First discovery of radio jet emissions from a stellar-mass black hole outside our galaxy
A team of ICRAR researchers discovered radio jet emissions from a black hole only 10 times the mass of our Sun consuming matter at an excessively high rate. ICRAR researchers Dr James Miller-Jones, Dr Natasha Hurley-Walker, Dr Jean-Pierre Macquart and Dr John Morgan used a range of telescopes to study the relationship between X-ray and radio emission from the black hole of a newly discovered Ultraluminous X-Ray Source (ULX) in our neighbouring galaxy, Andromeda.

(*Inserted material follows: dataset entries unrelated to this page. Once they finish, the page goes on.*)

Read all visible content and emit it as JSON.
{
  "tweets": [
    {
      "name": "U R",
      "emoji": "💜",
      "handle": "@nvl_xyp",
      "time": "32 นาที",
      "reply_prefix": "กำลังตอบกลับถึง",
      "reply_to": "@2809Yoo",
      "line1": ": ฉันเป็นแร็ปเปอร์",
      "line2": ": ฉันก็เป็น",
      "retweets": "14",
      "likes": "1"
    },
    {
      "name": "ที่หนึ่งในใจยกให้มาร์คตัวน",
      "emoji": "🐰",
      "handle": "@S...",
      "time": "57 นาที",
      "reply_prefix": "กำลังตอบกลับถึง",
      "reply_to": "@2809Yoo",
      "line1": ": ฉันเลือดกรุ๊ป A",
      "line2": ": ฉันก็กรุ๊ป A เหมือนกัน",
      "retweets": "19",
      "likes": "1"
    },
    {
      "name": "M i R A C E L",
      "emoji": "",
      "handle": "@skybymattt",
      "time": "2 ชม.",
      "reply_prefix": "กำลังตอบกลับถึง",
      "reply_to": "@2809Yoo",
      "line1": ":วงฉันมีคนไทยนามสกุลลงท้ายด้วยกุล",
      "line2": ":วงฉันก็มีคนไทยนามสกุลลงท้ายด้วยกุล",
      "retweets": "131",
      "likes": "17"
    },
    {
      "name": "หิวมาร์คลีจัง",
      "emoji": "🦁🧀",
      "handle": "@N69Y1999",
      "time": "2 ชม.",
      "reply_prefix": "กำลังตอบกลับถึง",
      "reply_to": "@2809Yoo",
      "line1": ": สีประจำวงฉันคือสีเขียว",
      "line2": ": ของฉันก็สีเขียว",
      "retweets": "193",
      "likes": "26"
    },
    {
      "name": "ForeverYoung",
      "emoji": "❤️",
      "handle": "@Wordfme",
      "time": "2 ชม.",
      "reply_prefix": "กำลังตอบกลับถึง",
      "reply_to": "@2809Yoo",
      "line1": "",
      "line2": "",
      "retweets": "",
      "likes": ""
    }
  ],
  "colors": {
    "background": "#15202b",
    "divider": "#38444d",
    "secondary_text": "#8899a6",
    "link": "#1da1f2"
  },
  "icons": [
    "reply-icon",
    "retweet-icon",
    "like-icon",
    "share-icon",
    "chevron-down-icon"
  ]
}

Their study concluded the source was a stellar-mass black hole feeding at an abnormally fast rate and was the first time radio jet emissions had been detected from a stellar-mass black hole outside our galaxy.
High angular resolution radio astronomy
First publications from SKA-precursor, ASKAP, and first demonstration of optical fibre link between MRO and Perth
The High Angular Resolution Radio Astronomy group assisted the first publications from ASKAP and AuScope (a geodesy and astronomy radio telescope array in Tasmania, Western Australia and the Northern Territory) and the first demonstration of the optical fibre link between the Murchison Radio-astronomy Observatory and Perth. The group also produced six wide-field Very Long Baseline Interferometry (VLBI) publications demonstrating the enhanced capability of wide-field VLBI. One of these publications presented improved imaging and estimates of star formation and supernova rates in starburst galaxy, NGC 253.